# [SOLVED] Wireless USB adapter not picking up any wifi networks



## johnnyd7 (Oct 3, 2012)

I took this wifi adapter from a pc that isn't being used, and decided to plug it into one that is. While it was in the other pc, it worked, now that it's in this pc it doesn't detect ANY wifi networks. I decided to plug it into a laptop and it worked the minute the drivers were installed.

The problems are as follows:
* When plugged into the pc, the adapter's utility app just says "Checking status" and no info being displayed thereafter.
* Windows says the device is working, but it does not come up in the Internet Access popup window in the task bar.
* No info comes up in Xirrus except for the name of the adapter. 

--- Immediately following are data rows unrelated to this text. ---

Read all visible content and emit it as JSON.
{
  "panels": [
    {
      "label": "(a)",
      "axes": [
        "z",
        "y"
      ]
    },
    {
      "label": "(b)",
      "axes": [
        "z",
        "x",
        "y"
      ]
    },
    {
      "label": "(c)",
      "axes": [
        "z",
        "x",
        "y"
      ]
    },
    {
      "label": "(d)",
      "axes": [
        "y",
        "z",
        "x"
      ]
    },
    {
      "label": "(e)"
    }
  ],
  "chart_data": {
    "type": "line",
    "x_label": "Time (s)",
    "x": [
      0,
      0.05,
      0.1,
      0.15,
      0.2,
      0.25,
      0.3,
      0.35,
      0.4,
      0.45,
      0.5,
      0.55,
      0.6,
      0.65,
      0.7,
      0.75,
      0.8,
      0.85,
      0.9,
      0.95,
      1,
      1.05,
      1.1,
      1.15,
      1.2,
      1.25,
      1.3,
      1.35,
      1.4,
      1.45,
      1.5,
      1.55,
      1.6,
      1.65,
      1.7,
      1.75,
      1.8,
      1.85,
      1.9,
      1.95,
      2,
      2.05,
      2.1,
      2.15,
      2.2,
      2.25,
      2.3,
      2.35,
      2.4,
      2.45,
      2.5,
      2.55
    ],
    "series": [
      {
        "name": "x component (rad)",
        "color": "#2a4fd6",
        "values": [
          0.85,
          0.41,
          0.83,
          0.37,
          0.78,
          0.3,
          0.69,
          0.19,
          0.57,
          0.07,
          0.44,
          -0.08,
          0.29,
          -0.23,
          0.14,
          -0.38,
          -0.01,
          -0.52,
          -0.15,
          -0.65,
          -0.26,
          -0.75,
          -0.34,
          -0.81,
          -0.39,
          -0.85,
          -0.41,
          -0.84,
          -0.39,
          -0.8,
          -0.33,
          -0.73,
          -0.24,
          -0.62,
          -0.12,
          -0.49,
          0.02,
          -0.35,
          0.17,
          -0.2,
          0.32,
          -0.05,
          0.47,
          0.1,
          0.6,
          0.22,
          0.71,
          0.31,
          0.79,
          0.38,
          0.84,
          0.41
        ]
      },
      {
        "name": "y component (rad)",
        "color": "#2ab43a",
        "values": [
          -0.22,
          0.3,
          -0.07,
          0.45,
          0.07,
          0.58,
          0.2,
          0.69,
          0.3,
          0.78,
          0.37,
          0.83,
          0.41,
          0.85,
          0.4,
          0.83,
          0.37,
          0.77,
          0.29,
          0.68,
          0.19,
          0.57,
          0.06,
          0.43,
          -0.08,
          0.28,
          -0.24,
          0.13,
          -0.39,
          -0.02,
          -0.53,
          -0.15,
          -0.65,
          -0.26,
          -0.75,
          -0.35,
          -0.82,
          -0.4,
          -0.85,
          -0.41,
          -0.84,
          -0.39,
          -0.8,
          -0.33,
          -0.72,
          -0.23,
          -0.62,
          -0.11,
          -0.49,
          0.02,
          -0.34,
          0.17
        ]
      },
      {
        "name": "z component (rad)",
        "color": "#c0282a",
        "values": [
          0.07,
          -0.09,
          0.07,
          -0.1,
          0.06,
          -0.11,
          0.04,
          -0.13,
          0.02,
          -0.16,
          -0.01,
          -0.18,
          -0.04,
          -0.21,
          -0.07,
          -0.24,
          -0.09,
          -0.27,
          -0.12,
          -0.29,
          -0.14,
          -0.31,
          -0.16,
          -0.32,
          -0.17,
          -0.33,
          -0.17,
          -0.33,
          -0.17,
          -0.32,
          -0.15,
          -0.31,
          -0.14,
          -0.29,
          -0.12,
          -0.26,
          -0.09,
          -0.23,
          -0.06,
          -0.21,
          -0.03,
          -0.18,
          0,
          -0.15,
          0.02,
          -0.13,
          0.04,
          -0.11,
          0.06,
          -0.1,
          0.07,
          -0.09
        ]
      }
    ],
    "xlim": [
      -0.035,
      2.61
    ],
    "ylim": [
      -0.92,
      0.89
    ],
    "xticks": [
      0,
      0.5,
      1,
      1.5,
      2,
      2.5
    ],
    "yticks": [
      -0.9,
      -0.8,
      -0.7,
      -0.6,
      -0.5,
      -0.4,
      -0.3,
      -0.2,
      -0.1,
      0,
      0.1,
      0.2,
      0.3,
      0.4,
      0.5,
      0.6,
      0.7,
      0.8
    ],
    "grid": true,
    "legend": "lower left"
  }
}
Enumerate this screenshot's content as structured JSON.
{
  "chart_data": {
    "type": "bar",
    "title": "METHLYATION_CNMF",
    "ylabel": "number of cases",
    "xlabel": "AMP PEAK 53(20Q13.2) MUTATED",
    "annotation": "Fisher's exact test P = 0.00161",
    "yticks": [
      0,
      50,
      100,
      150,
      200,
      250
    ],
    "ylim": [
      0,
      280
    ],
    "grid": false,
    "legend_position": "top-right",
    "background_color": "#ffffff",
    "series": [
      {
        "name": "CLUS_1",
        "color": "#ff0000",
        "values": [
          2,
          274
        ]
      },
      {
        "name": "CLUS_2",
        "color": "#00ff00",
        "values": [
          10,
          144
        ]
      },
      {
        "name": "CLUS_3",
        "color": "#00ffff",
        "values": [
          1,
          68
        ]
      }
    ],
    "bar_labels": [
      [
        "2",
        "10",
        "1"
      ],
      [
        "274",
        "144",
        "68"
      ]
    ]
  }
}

I installed both the drivers that came with the adapter, and the latest drivers from windows update. Neither worked.

It is a Billion BiPAC 3011N adapter.

Thanks in advance for any help given.


----------



## etaf (Dec 28, 2008)

*Re: Wireless USB adapter not picking up any wifi networks*

can we see
*------------------------------------------------------------------------*
*Status of Services*

We would like to see some status information for each of the services listed below. 

To do this goto

Start> Run {search bar in Vista/W7}> type * CMD * to open a command prompt box (A new dialogue box - black with white font, will appear on screen ):

Type the following command 
*SERVICES.MSC* 

*OR*
Control Panel>
Administrative Tools> 
Services>

then for each of the services listed below - Please post back the following status information;
If the service is set to Started or Stopped 
*and* 
If the service is set to Automatic or Manual


COM+ Event System (for WZC issues)
Computer Browser
DHCP Client
DNS Client
Network Connections
Network Location Awareness
Remote Procedure Call (RPC)
Server
TCP/IP Netbios helper
Wireless Zero Configuration _(XP wireless configurations only_)
WLAN AutoConfig (_Windows 7 & Vista wireless configurations only_)
Workstation


If any of those services are not started/running, 
then right click on the service 
then from the menu choose *properties* and now check the dependencies. 

for each dependancy entry - Check each of one of the dependencies and see which one is preventing the service from running/starting.

---------

Also to help us identify what may be causing the issue
Check the event log, there may be clues to what is failing. To do that 
Start > 
control panel > 
administrative tools > 
event Viewer>

*------------------------------------------------------------------------*


----------



## johnnyd7 (Oct 3, 2012)

Turns out it was ZoneAlarm (firewall app) causing all the problems.
Thanx for your time.


----------



## etaf (Dec 28, 2008)

excellent - :4-cheers: thanks for letting us know


----------